Ich bin Kinderarzt und kann Ihnen sagen, dass ich selten, wenn überhaupt, die Osmolalität des Urins als Mittel zur Feststellung verwendet habe, ob ein Kind dehydriert ist. Als ich Kollegen fragte, war keiner der Meinung, dass 800 mOsm/kg der Wert ist, bei dem sie sich Sorgen machen würden. Und bei einer Internetrecherche fand ich in den meisten Quellen die Meinung, dass Werte bis zu 1.200 mOsm/kg noch im physiologisch normalen Bereich liegen und dass die Werte bei Kindern stärker schwanken als bei Erwachsenen. In keiner Quelle wurde angegeben, dass Kinder bei 800 mOsm/kg als dehydriert gelten.

Mit anderen Worten, es gibt kaum Grund zu der Annahme, dass Kinder mit einem Urinwert von 800 mOsm/kg besorgt sein müssen. Im Jahr 2002 wurde im Journal of Pediatrics eine Studie veröffentlicht, die mehr der Untersuchung als der Feststellung von Dehydrierung diente. Sie ergab, dass Jungen in Deutschland eine durchschnittliche Osmolalität des Urins von 844 mOsm/kg aufwiesen. Im drittletzten Absatz der Studie wird eine Vielzahl von Studien aus der ganzen Welt aufgeführt, in denen die durchschnittliche Osmolalität des Urins bei Kindern zwischen 392 mOsm/kg in Kenia und 964 mOsm/kg in Schweden liegt.

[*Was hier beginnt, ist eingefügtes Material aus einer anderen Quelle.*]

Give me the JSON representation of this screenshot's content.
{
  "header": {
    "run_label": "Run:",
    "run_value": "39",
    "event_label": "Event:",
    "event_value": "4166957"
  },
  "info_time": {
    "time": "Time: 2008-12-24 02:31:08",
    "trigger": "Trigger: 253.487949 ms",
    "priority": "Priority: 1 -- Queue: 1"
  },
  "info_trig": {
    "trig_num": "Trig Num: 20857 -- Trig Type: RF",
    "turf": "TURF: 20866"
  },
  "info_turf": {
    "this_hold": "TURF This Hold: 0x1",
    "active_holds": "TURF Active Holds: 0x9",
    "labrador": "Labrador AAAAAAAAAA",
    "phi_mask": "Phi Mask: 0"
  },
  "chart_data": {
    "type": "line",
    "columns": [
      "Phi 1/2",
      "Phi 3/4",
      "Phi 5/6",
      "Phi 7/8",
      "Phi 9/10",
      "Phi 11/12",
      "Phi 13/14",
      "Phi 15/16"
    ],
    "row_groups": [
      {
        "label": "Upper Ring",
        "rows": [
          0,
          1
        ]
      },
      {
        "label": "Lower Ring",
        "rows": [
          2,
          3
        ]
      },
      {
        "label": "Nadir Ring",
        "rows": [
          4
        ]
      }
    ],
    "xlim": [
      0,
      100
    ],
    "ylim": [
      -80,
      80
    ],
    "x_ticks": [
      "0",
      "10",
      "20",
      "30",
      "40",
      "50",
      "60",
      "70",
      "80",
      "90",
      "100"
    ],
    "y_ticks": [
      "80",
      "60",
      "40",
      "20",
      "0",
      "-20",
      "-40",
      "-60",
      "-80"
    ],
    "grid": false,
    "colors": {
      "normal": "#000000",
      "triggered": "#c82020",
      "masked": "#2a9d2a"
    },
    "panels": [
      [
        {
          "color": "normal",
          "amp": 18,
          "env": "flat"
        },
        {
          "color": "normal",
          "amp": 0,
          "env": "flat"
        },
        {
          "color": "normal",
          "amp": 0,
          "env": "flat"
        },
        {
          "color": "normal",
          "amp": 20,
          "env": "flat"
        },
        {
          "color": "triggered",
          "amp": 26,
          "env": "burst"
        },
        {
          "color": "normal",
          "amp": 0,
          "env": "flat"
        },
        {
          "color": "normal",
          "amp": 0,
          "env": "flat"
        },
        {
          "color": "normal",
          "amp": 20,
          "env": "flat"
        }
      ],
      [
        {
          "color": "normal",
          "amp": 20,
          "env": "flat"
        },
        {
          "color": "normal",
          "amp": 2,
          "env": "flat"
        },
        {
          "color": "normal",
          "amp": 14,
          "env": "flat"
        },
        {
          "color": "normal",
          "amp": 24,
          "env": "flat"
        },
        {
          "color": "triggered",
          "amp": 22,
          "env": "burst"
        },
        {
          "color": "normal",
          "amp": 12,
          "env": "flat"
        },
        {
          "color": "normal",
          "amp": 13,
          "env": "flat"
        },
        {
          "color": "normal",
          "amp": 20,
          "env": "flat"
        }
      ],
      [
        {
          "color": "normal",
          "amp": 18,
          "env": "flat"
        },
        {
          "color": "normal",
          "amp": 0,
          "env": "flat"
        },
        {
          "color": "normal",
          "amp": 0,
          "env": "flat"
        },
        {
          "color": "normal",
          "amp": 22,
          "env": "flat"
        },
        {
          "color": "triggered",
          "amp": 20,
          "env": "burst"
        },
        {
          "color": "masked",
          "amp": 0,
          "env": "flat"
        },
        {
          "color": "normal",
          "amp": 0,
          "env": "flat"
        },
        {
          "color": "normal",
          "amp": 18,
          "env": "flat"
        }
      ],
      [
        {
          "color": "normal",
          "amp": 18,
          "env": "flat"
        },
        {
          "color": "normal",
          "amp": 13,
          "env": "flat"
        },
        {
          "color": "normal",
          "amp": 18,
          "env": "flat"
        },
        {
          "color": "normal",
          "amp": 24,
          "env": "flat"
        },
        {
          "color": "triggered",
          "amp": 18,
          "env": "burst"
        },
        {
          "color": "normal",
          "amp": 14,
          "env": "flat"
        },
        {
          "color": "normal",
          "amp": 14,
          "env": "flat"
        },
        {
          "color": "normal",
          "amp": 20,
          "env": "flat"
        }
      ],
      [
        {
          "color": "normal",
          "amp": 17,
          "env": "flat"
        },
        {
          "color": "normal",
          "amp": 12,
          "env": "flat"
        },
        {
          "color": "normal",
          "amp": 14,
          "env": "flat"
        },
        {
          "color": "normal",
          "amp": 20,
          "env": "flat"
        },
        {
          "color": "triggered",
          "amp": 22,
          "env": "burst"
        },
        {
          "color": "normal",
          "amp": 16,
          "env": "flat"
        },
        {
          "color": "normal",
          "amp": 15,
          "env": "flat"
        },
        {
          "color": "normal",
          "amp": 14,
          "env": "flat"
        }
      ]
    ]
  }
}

Das hat neuere Studien nicht davon abgehalten, weiterhin den Standard von 800 mOsm/kg zu verwenden, um eine große Zahl von Kindern für dehydriert zu erklären. In einer 2012 in den Annals of Nutrition and Metabolism veröffentlichten Studie wurde dieser Wert verwendet, um festzustellen, dass fast zwei Drittel der französischen Kinder nicht genug Wasser zu sich nehmen. In einer weiteren Studie in der Zeitschrift Public Health Nutrition wurde festgestellt, dass fast zwei Drittel der Kinder in Los Angeles und New York City nicht genug Wasser zu sich nehmen. Die erste Studie wurde von Nestlé Waters finanziert, die zweite von Nestec, einer Nestlé-Tochtergesellschaft.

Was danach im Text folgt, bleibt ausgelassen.